Selling at a Loss Can Help Your Tax Bill
It has been a terrible year for the stock market, but there may be a consolation prize in it for some investors: a tax loss that can help them offset their income.
Dumping weaker parts of a portfolio to offset taxes seems obvious when returns are hefty, but it can make just as much sense in rough years.
With the stock market down more than 40 percent this year, some mutual fund investors might be surprised to find they owe taxes even as the value of their investments has tumbled. Some who sold earlier this year when markets were higher might see relief turn to disappointment when the tax bill arrives. And even those who have stayed invested could take a hit -- some funds had so many shareholders getting out that managers were forced to sell investments that would trigger capital gains taxes.
"That's a big whammy for a client when your portfolio is down 40 percent, but you've got a 10 percent capital gain," said Thomas Ruggie, president of Ruggie Wealth Management in Tavares, Fla. "Clients don't take that very well."

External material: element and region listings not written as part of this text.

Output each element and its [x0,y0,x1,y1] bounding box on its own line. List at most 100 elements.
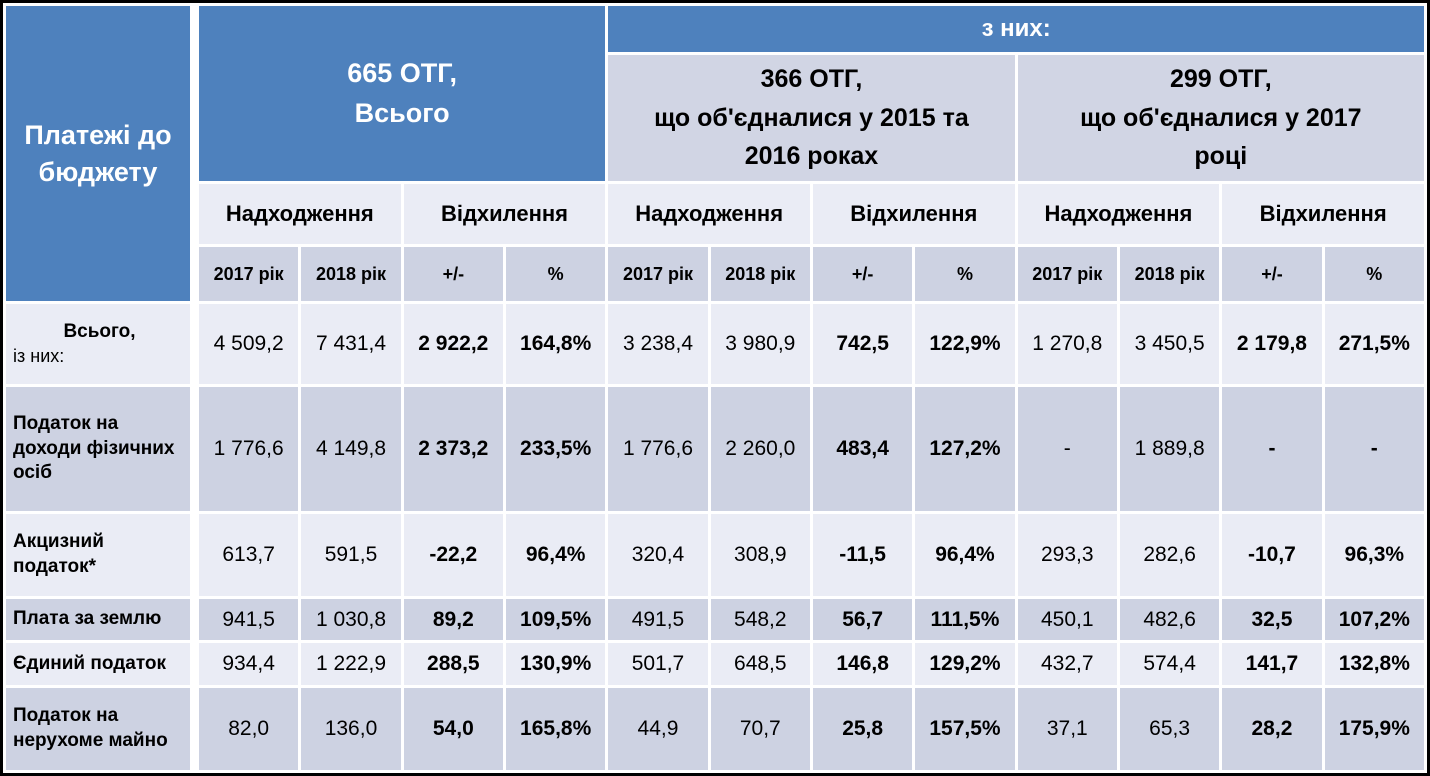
cell-value: 282,6 [1119,513,1220,597]
cell-value: 941,5 [199,599,299,641]
cell-value: 132,8% [1324,643,1424,685]
row-label-sub: із них: [13,345,65,366]
col-2017-header: 2017 рік [608,247,708,301]
cell-value: 89,2 [403,599,503,641]
col-diff-header: +/- [812,247,913,301]
cell-value: 136,0 [301,687,401,770]
cell-value: 164,8% [505,304,606,385]
cell-value: -11,5 [812,513,913,597]
col-2018-header: 2018 рік [301,247,401,301]
header-row-measures: Надходження Відхилення Надходження Відхилен… [6,184,1424,244]
cell-value: 432,7 [1017,643,1117,685]
cell-value: 2 373,2 [403,387,503,511]
cell-value: 2 922,2 [403,304,503,385]
cell-value: - [1017,387,1117,511]
table-body: Всього, із них: 4 509,2 7 431,4 2 922,2 164,8… [6,304,1424,770]
row-label-main: Всього, [63,321,136,343]
row-label: Всього, із них: [6,304,196,385]
col-2017-header: 2017 рік [199,247,299,301]
cell-value: 1 270,8 [1017,304,1117,385]
cell-value: 165,8% [505,687,606,770]
col-percent-header: % [915,247,1015,301]
col-diff-header: +/- [403,247,503,301]
cell-value: 1 030,8 [301,599,401,641]
col-2018-header: 2018 рік [710,247,810,301]
cell-value: 3 238,4 [608,304,708,385]
cell-value: 32,5 [1222,599,1322,641]
cell-value: 1 776,6 [608,387,708,511]
deviation-header: Відхилення [1222,184,1424,244]
cell-value: 109,5% [505,599,606,641]
cell-value: 450,1 [1017,599,1117,641]
cell-value: 96,3% [1324,513,1424,597]
cell-value: -22,2 [403,513,503,597]
table-row: Єдиний податок 934,4 1 222,9 288,5 130,9% 501… [6,643,1424,685]
row-label: Єдиний податок [6,643,196,685]
cell-value: 501,7 [608,643,708,685]
receipts-header: Надходження [1017,184,1220,244]
group-header-665-otg: 665 ОТГ, Всього [199,6,606,181]
cell-value: 157,5% [915,687,1015,770]
cell-value: 7 431,4 [301,304,401,385]
cell-value: 127,2% [915,387,1015,511]
col-2017-header: 2017 рік [1017,247,1117,301]
table-row: Податок на доходи фізичних осіб 1 776,6 4 … [6,387,1424,511]
receipts-header: Надходження [199,184,401,244]
receipts-header: Надходження [608,184,810,244]
col-percent-header: % [1324,247,1424,301]
row-label: Податок на доходи фізичних осіб [6,387,196,511]
cell-value: 308,9 [710,513,810,597]
cell-value: -10,7 [1222,513,1322,597]
deviation-header: Відхилення [403,184,606,244]
cell-value: 70,7 [710,687,810,770]
cell-value: 146,8 [812,643,913,685]
cell-value: 742,5 [812,304,913,385]
group-header-366-otg: 366 ОТГ, що об'єдналися у 2015 та 2016 р… [608,55,1015,181]
col-2018-header: 2018 рік [1119,247,1220,301]
header-row-subgroups: 366 ОТГ, що об'єдналися у 2015 та 2016 р… [6,55,1424,181]
cell-value: 3 450,5 [1119,304,1220,385]
of-them-header: з них: [608,6,1424,52]
col-diff-header: +/- [1222,247,1322,301]
cell-value: 3 980,9 [710,304,810,385]
cell-value: 574,4 [1119,643,1220,685]
col-percent-header: % [505,247,606,301]
row-label: Податок на нерухоме майно [6,687,196,770]
cell-value: 1 776,6 [199,387,299,511]
cell-value: 141,7 [1222,643,1322,685]
header-row-years: 2017 рік 2018 рік +/-% 2017 рік 2018 рік +/-%… [6,247,1424,301]
cell-value: 175,9% [1324,687,1424,770]
cell-value: 96,4% [505,513,606,597]
cell-value: 65,3 [1119,687,1220,770]
cell-value: 271,5% [1324,304,1424,385]
cell-value: 25,8 [812,687,913,770]
cell-value: 56,7 [812,599,913,641]
table-row: Плата за землю 941,5 1 030,8 89,2 109,5% 491,… [6,599,1424,641]
row-label: Акцизний податок* [6,513,196,597]
cell-value: 107,2% [1324,599,1424,641]
cell-value: 37,1 [1017,687,1117,770]
cell-value: 96,4% [915,513,1015,597]
cell-value: 1 222,9 [301,643,401,685]
header-row-top: Платежі до бюджету 665 ОТГ, Всього з них… [6,6,1424,301]
table-row: Акцизний податок* 613,7 591,5 -22,2 96,4% 320… [6,513,1424,597]
corner-header-payments: Платежі до бюджету [6,6,196,301]
table-row: Податок на нерухоме майно 82,0 136,0 54,0 16… [6,687,1424,770]
cell-value: 130,9% [505,643,606,685]
cell-value: 934,4 [199,643,299,685]
cell-value: 82,0 [199,687,299,770]
cell-value: 293,3 [1017,513,1117,597]
cell-value: 288,5 [403,643,503,685]
cell-value: 482,6 [1119,599,1220,641]
cell-value: 591,5 [301,513,401,597]
cell-value: 129,2% [915,643,1015,685]
cell-value: 483,4 [812,387,913,511]
cell-value: 122,9% [915,304,1015,385]
cell-value: 320,4 [608,513,708,597]
deviation-header: Відхилення [812,184,1015,244]
cell-value: 4 149,8 [301,387,401,511]
cell-value: 2 260,0 [710,387,810,511]
cell-value: 548,2 [710,599,810,641]
cell-value: 613,7 [199,513,299,597]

He said: "There is absolutely no reason that anybody should pay capital gains taxes in a year that the losses are as large as they are. If you've got gains you've got to offset, you've got to be selling something."
Still, investors shouldn't give the "sell" order until they've determined that tossing aside an investment is the right move. Those who have ridden the market down from its October 2007 peak should consider whether getting out now is wise. The pros most often say it's better to hunker down and wait for a recovery rather than sell when stocks have taken such a beating.

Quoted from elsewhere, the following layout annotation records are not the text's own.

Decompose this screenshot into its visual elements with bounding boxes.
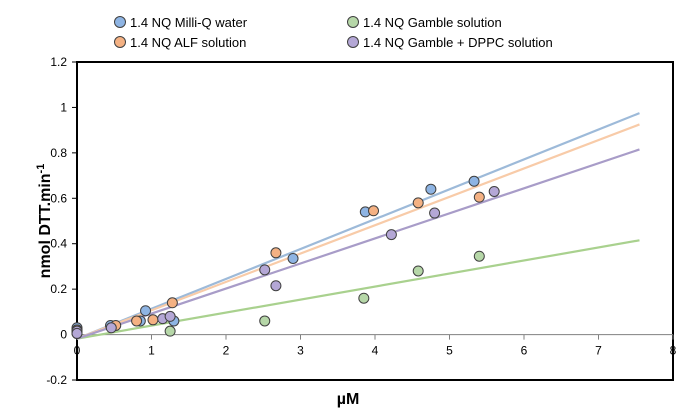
trend-lines bbox=[76, 112, 640, 340]
data-point bbox=[473, 250, 485, 262]
x-tick-label: 6 bbox=[521, 344, 528, 358]
y-axis-title: nmol DTT.min-1 bbox=[35, 164, 54, 279]
legend-entry-gamble: 1.4 NQ Gamble solution bbox=[347, 15, 502, 30]
trend-line bbox=[76, 123, 640, 340]
x-tick-label: 1 bbox=[148, 344, 155, 358]
y-axis-title-superscript: -1 bbox=[35, 164, 47, 174]
data-point bbox=[259, 315, 271, 327]
x-tick-label: 4 bbox=[372, 344, 379, 358]
legend: 1.4 NQ Milli-Q water 1.4 NQ ALF solution… bbox=[114, 15, 553, 50]
x-tick-label: 3 bbox=[297, 344, 304, 358]
legend-marker-milli-q bbox=[114, 16, 126, 28]
data-point bbox=[71, 327, 83, 339]
data-point bbox=[164, 310, 176, 322]
y-tick-label: 1.2 bbox=[50, 55, 67, 69]
legend-marker-gamble-dppc bbox=[347, 36, 359, 48]
y-tick-label: 0.4 bbox=[50, 237, 67, 251]
data-point bbox=[166, 297, 178, 309]
y-tick-label: 0.6 bbox=[50, 191, 67, 205]
data-point bbox=[140, 305, 152, 317]
legend-entry-milli-q: 1.4 NQ Milli-Q water bbox=[114, 15, 248, 30]
data-point bbox=[147, 314, 159, 326]
data-point bbox=[425, 183, 437, 195]
data-point bbox=[429, 207, 441, 219]
y-tick-label: 0.8 bbox=[50, 146, 67, 160]
data-point bbox=[488, 185, 500, 197]
legend-marker-gamble bbox=[347, 16, 359, 28]
data-point bbox=[164, 325, 176, 337]
data-point bbox=[412, 197, 424, 209]
x-tick-label: 5 bbox=[446, 344, 453, 358]
plot-area-border bbox=[76, 61, 674, 381]
x-tick-label: 8 bbox=[670, 344, 677, 358]
data-point bbox=[270, 280, 282, 292]
legend-entry-alf: 1.4 NQ ALF solution bbox=[114, 35, 246, 50]
y-axis-title-text: nmol DTT.min bbox=[37, 173, 54, 278]
data-point bbox=[368, 205, 380, 217]
y-tick-label: 0.2 bbox=[50, 282, 67, 296]
data-point bbox=[473, 191, 485, 203]
legend-marker-alf bbox=[114, 36, 126, 48]
data-point bbox=[468, 175, 480, 187]
data-point bbox=[105, 322, 117, 334]
data-point bbox=[270, 247, 282, 259]
data-point bbox=[259, 264, 271, 276]
axes: 0 1 2 3 4 5 6 7 8 -0.2 0 0.2 0.4 0.6 0.8 1 1.2 bbox=[46, 55, 676, 387]
data-points bbox=[71, 175, 500, 339]
x-axis-title: µM bbox=[337, 391, 360, 408]
legend-label-gamble: 1.4 NQ Gamble solution bbox=[363, 15, 502, 30]
trend-line bbox=[76, 112, 640, 340]
x-tick-label: 7 bbox=[595, 344, 602, 358]
data-point bbox=[385, 229, 397, 241]
x-tick-label: 0 bbox=[74, 344, 81, 358]
legend-entry-gamble-dppc: 1.4 NQ Gamble + DPPC solution bbox=[347, 35, 553, 50]
data-point bbox=[412, 265, 424, 277]
data-point bbox=[131, 315, 143, 327]
data-point bbox=[287, 252, 299, 264]
y-tick-label: 1 bbox=[60, 100, 67, 114]
y-tick-label: -0.2 bbox=[46, 373, 67, 387]
legend-label-alf: 1.4 NQ ALF solution bbox=[130, 35, 246, 50]
y-tick-label: 0 bbox=[60, 328, 67, 342]
data-point bbox=[358, 292, 370, 304]
trend-line bbox=[76, 148, 640, 340]
legend-label-milli-q: 1.4 NQ Milli-Q water bbox=[130, 15, 248, 30]
x-tick-label: 2 bbox=[223, 344, 230, 358]
legend-label-gamble-dppc: 1.4 NQ Gamble + DPPC solution bbox=[363, 35, 553, 50]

Trying to estimate what they might owe in taxes could help determine whether some maneuvers in December are necessary, experts say. Mutual funds typically post on their Web sites whether they plan to make any capital gains distributions.
Doris Merrick, tax director at Brinton Eaton Wealth Advisors, a financial planning firm in Madison, N.J., said investors should guard against hasty selling simply to sidestep capital gains taxes.
"You cannot let the tax tail wag the investment dog. You don't want to give up a good investment of yours to avoid some taxes at 15 percent," she said.